Rules for unincorporated associations

ACNC recently circulated a set of rules for unincorporated associations (worked up in conjunction with Justice Connect) and called for comment before 20 November 2015. The rules appear very useful for organisations which are small, do not have particular constitutions, and do not wish to become incorporated as these rules, give guidance for best practice.

The rules follow some of the standards applying in corporate rules, for example, when voting for any decisions in a company, namely for changes to the rules or changes to purposes a special resolution of members is required, that is, one for which 21 days notice has been given and 75% of members voting support.

Standard charity clauses are within the rules was only to permit activities that support the objects, prohibiting distribution of income or assets to members and requiring the association to operate as a registered charity. The winding up provisions require a special resolution and prohibition of distribution to members or organisations unless they are charitable with similar charitable purposes not carried on for profit or gain.

The rules contain an indemnity to protect committee members who could otherwise be sued and that indemnity allows the committee member to be reimbursed from the proceeds of the association.
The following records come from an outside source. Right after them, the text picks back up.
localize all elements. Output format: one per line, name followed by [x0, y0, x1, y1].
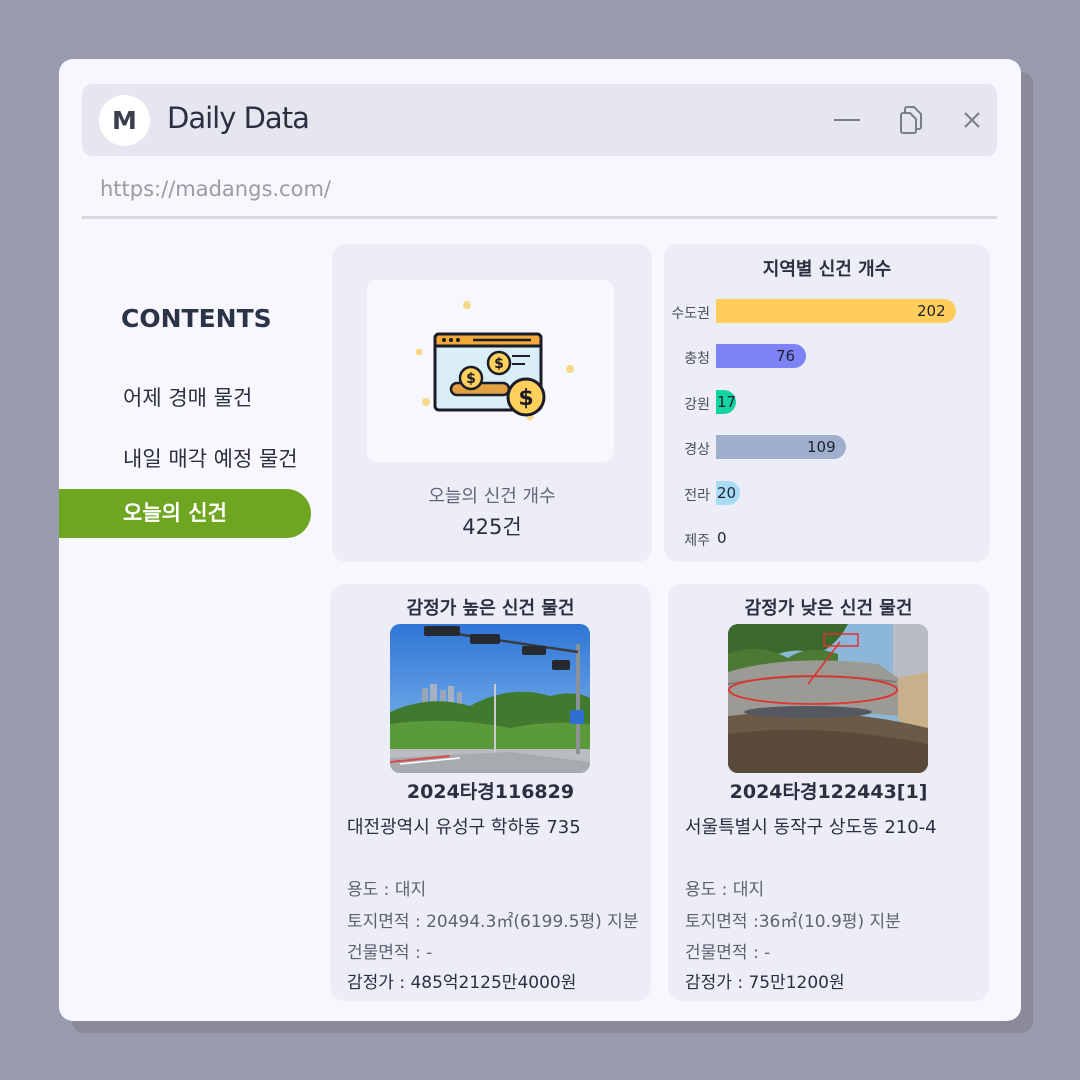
bar-value: 17 [717, 392, 737, 411]
bar-label: 강원 [684, 396, 710, 413]
restore-icon [900, 106, 922, 134]
title-bar: M Daily Data [82, 84, 997, 156]
low-appraisal-price: 감정가 : 75만1200원 [685, 973, 845, 993]
bar-value: 109 [807, 438, 836, 457]
high-land-area: 토지면적 : 20494.3㎡(6199.5평) 지분 [347, 912, 639, 932]
sidebar-item-tomorrow-sale[interactable]: 내일 매각 예정 물건 [123, 443, 298, 473]
minimize-icon [834, 119, 860, 121]
low-appraisal-card: 감정가 낮은 신건 물건 2024타경122443[1] 서울특별시 동작구 상… [668, 584, 989, 1001]
restore-button[interactable] [895, 104, 927, 136]
app-logo: M [99, 95, 150, 146]
bar-value: 202 [917, 302, 946, 320]
high-building-area: 건물면적 : - [347, 943, 433, 963]
high-appraisal-price: 감정가 : 485억2125만4000원 [347, 973, 577, 993]
land-photo-image [728, 624, 928, 773]
svg-text:$: $ [466, 371, 476, 387]
bar-value: 0 [717, 529, 727, 547]
svg-text:$: $ [494, 356, 504, 372]
app-window: M Daily Data https://madangs.com/ CONTEN… [59, 59, 1021, 1021]
bar-value: 76 [776, 347, 796, 366]
high-address: 대전광역시 유성구 학하동 735 [347, 817, 581, 838]
high-card-heading: 감정가 높은 신건 물건 [406, 598, 575, 619]
new-count-card: $ $ $ 오늘의 신건 개수 425건 [332, 244, 652, 562]
new-count-value: 425건 [462, 515, 522, 539]
money-window-icon: $ $ $ [415, 301, 574, 421]
low-case-number[interactable]: 2024타경122443[1] [668, 777, 989, 804]
close-icon [964, 112, 980, 128]
chart-title: 지역별 신건 개수 [762, 259, 892, 280]
region-chart-card: 지역별 신건 개수 수도권 202 충청 76 강원 17 경상 109 전라 20 제주 0 [664, 244, 990, 562]
low-address: 서울특별시 동작구 상도동 210-4 [685, 817, 937, 838]
high-appraisal-card: 감정가 높은 신건 물건 2024타경116829 대전광역시 유성구 학하동 … [330, 584, 651, 1001]
low-building-area: 건물면적 : - [685, 943, 771, 963]
minimize-button[interactable] [831, 104, 863, 136]
bar-label: 제주 [684, 533, 710, 549]
high-case-number[interactable]: 2024타경116829 [330, 777, 651, 804]
bar-label: 전라 [684, 487, 710, 504]
low-card-heading: 감정가 낮은 신건 물건 [744, 598, 913, 619]
close-button[interactable] [956, 104, 988, 136]
new-count-label: 오늘의 신건 개수 [428, 486, 556, 507]
low-land-area: 토지면적 :36㎡(10.9평) 지분 [685, 912, 901, 932]
sidebar-item-yesterday-auction[interactable]: 어제 경매 물건 [123, 382, 252, 412]
bar-label: 수도권 [671, 306, 710, 322]
sidebar-heading: CONTENTS [121, 304, 272, 333]
road-photo-image [390, 624, 590, 773]
low-usage: 용도 : 대지 [685, 880, 765, 900]
url-text[interactable]: https://madangs.com/ [100, 177, 331, 201]
bar-label: 경상 [684, 442, 710, 459]
header-divider [82, 216, 997, 219]
high-usage: 용도 : 대지 [347, 880, 427, 900]
sidebar-item-today-new[interactable]: 오늘의 신건 [59, 489, 311, 538]
bar-label: 충청 [684, 351, 710, 368]
illustration-panel: $ $ $ [367, 280, 614, 462]
svg-text:$: $ [518, 386, 533, 411]
app-title: Daily Data [167, 101, 310, 135]
low-item-photo[interactable] [728, 624, 928, 773]
high-item-photo[interactable] [390, 624, 590, 773]
bar-value: 20 [717, 483, 737, 502]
The rules oblige the association to have a financial year and the standard period 1 July to 30 June has been selected.

The rules identify how membership will be recorded and persons admitted to membership.

The rules permit members to view the rules, general meeting minutes and the Register, but not copies of meeting minutes of the committee unless the committee specifically allows that.

The committee is to be empowered with all functions and powers of the association.  A committee member must satisfy the responsible person tests under the ACNC Act

The duties of committee members are set out and mirror many of those required of company directors and committee members of incorporated Associations.  This is strong governance and probably appropriate but it may dissuade individuals from agreeing to act as committee members.

An appropriate dispute resolution process is included as we are all aware that many committees often reach a situation of dysfunction where there are disagreements between members.

Overall the rules appear to be a helpful document.